A geyser is a hot spring that intermittently sends up fountainlike jets of water and
steam into the air. One of the world’s most famous geysers is Old Faithful in
Yellowstone National Park (USA). It blows out a 130-foot column of hot water and steam
for up to five minutes every hour. But Yellowstone’s Steamboat Geyser can send jets of
water up to 380 feet, making it the highest in the world. However, it was once outdone
by New Zealand’s Waimangu Geyser, which once sent water to heights of 1,500 feet in 1904.
Usually found in areas of volcanic activity, geysers and hot springs develop when
groundwater trickles deep into the earth. There, it is heated by hot gases and rock, and
trapped before it can return to the surface. Pressure begins to build until it becomes
to great that a pillar of steaming water erupts through cracks.

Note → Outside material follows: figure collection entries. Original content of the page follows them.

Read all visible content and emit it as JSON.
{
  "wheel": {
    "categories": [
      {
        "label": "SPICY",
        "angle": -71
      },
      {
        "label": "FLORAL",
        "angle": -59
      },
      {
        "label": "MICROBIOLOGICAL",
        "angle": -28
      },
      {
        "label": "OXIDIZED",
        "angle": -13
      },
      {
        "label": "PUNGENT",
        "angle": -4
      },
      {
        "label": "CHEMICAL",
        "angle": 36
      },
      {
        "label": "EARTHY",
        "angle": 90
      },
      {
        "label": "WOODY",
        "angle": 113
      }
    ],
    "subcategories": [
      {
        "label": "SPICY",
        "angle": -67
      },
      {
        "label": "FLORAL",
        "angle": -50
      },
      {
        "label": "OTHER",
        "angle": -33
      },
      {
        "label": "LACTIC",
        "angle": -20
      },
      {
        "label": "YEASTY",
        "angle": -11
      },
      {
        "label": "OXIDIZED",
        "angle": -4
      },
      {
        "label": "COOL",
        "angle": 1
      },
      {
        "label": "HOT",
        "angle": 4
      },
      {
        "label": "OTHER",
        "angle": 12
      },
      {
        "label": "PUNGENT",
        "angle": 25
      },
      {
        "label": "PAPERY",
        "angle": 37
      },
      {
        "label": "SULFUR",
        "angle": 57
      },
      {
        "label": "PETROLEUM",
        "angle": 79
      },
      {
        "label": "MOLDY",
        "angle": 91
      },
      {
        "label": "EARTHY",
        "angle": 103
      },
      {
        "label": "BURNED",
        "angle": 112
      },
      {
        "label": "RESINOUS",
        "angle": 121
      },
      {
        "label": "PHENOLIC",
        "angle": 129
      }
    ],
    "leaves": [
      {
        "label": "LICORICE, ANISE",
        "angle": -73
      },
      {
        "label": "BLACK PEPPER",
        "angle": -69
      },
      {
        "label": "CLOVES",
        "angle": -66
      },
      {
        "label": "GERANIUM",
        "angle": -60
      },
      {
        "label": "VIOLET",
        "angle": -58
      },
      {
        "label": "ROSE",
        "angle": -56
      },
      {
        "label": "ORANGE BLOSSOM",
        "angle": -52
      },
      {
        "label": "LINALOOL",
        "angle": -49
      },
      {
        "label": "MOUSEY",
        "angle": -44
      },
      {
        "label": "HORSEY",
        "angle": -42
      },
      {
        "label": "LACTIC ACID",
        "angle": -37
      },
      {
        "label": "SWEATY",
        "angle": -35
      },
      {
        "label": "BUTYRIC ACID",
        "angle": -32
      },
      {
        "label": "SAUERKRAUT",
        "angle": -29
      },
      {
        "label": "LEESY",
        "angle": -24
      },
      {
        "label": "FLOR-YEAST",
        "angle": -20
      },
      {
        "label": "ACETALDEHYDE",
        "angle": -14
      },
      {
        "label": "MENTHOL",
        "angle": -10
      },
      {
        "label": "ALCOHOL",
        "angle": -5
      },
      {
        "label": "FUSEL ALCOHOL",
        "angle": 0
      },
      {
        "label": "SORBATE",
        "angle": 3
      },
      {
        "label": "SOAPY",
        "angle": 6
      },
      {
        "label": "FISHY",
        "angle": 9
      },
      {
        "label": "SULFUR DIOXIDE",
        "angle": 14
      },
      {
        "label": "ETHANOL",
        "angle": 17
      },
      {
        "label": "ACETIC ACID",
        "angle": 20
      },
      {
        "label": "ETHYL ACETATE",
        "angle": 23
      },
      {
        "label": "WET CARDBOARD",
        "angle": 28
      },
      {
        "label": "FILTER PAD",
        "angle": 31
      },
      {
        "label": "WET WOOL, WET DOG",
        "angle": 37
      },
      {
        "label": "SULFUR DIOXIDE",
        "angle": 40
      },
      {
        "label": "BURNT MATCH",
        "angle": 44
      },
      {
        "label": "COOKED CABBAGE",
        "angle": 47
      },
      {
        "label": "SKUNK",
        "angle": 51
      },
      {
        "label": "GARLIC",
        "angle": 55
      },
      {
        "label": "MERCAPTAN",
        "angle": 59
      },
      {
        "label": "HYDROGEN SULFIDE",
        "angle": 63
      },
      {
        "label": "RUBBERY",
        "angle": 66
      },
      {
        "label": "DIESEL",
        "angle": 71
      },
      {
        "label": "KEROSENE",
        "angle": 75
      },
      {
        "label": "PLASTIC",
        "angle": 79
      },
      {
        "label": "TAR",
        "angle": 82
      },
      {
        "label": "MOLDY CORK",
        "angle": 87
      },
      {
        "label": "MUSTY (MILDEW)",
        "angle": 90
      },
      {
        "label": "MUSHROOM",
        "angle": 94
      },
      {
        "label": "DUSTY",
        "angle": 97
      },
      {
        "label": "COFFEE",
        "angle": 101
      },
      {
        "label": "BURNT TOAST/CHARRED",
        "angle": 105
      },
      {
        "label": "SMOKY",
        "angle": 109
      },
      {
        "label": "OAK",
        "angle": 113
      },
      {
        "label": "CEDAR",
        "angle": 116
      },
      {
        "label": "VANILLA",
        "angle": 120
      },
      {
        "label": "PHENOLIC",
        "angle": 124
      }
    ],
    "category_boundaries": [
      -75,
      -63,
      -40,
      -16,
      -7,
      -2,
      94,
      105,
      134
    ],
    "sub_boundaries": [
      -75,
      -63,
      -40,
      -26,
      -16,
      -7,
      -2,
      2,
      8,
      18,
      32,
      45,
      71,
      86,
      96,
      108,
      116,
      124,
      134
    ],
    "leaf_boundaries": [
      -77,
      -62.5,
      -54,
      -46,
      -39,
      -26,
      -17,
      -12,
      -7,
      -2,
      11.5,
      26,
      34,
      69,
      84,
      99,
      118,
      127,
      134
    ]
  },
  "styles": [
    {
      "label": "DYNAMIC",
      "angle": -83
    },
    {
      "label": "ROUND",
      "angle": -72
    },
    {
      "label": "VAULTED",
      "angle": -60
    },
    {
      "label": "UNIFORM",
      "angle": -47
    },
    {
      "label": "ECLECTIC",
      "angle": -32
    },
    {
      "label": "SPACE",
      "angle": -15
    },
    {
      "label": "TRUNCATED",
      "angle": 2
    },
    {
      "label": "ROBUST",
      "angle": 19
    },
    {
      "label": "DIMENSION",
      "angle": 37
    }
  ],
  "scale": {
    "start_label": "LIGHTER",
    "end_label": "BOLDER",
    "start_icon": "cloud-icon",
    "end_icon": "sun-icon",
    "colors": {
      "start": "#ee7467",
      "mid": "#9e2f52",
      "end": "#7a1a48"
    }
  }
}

Geysers get their name from a hot spring in southwestern Iceland. Its name is Geysir,
meaning “gusher” in Icelandic. When Norse settlers first arrived there in the Middle
Ages, it erupted three times a day, but stopped after a nearby volcano erupted in the
twentieth century. Most geysers, unlike Old Faithful, are irregular. Their eruptions
depend on changes in groundwater flow, surface pressure, and even the tides.
Geysers can also be used in beneficial ways. In Iceland, the Geysir helps heat the
capital city of Reykjavik. And at The Geysers, a place in northern California, steam is
trapped to generate electricity for a city of one million residents.